Pedras
Maria Dulce Fernandes, 06.07.22
Provavelmente já tinha tomado alguns. Não sou de beber, mas pélo-me por um bom gin&tonic sempre que entro em fase de transgressão e quando tomei por resolução um post no blog por dia, estava seguramente alienada, demente, insana, ou simplesmente um nadinha alterada.
A inspiração não é algo que se tenha na mala ou na carteira ou haja lá por casa sempre uma nova, bem arrumada e ainda por estrear com as etiquetas da marca numa gaveta do camiseiro.
Ou se tem ou não se tem, tão simples como isto.
É como o cabelo, por exemplo. Se o tenho, posso cortá-lo, enfeitá-lo, ondulá-lo... a infinitude de tratos que posso dar ao cabelo é imensa. Se não o tenho, sou careca, tento disfarçar com perucas, capachinhos, chapéus, mas como dizia o actor, desses, há muitos, os palermas, os falsos inspirados.
Saí do trabalho mentalmente exausta. Apesar de ser Verão era de noite e pensei para comigo que o mundo me passa ao lado e só reparo que faz um barulho ensurdecedor.
Fui pelo caminho a contar as pedrinhas e a adivinhar em qual cairia cada pingo da chuva que se abatia de mansinho. Podia ser inspirador, quem sabe. Li não sei onde que o Björn Ulvaeus escreveu o "Take a Chance on Me" quando chegou a casa depois de caminhar pela chuva e atentar na melodia que os seus passos entoavam quando tocavam nas pedras molhadas da calçada.

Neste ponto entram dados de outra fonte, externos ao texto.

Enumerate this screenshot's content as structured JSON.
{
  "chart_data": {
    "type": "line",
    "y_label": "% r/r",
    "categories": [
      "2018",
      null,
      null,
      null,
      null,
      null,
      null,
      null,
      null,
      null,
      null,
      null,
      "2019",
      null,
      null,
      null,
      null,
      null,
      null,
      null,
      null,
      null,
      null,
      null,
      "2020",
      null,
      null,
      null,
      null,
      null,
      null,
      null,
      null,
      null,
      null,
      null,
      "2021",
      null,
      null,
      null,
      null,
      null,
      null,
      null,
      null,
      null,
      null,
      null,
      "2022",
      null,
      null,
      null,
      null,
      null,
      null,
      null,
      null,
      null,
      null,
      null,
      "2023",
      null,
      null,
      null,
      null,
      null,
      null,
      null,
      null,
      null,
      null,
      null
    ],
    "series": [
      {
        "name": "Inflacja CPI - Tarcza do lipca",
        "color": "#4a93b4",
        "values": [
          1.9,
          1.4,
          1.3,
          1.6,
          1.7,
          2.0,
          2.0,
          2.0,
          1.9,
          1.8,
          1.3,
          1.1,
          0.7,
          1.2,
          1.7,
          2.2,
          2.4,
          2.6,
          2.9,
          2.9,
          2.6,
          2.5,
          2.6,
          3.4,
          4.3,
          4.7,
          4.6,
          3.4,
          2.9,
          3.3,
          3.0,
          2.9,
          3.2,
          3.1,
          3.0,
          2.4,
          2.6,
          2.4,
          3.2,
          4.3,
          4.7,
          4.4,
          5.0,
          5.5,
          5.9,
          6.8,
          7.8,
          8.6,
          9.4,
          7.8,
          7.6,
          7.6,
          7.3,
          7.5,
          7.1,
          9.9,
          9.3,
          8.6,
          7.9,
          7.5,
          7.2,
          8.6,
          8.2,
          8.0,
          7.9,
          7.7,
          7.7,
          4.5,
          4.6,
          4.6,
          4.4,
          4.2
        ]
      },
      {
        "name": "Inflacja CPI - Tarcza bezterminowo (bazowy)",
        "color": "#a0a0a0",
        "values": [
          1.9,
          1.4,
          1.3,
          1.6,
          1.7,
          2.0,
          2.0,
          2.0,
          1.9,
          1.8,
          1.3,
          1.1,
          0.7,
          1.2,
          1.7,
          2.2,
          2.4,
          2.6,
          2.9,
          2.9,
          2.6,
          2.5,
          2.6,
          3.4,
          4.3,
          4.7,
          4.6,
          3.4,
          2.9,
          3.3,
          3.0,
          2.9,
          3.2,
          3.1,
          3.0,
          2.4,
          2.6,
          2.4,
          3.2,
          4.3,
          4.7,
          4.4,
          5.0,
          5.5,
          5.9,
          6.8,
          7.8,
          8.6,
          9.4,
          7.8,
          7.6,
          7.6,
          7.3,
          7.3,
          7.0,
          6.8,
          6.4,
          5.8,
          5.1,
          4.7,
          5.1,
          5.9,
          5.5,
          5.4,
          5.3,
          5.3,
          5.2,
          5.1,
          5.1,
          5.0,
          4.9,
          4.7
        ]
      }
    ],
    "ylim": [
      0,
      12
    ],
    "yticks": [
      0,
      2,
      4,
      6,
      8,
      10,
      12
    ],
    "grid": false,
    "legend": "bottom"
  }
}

Quem sabe o mesmo não aconteceu a Beethoven quando cozinhava, ou a Bach quando polia com suavidade e perícia o seu orgão preferido, ou até mesmo a Wagner enquanto passava o espanador nos livros da biblioteca do tio Adolf.
Não, decididamente hoje não desceu em mim qualquer bafejo de Erato, Melpômene, Polínia ou Talia, portanto, e sem mais delongas, vou fazer uma lasanha, uma deliciosa e fantástica lasanha e ai de quem se atravesse no meu caminho e me difame a arte!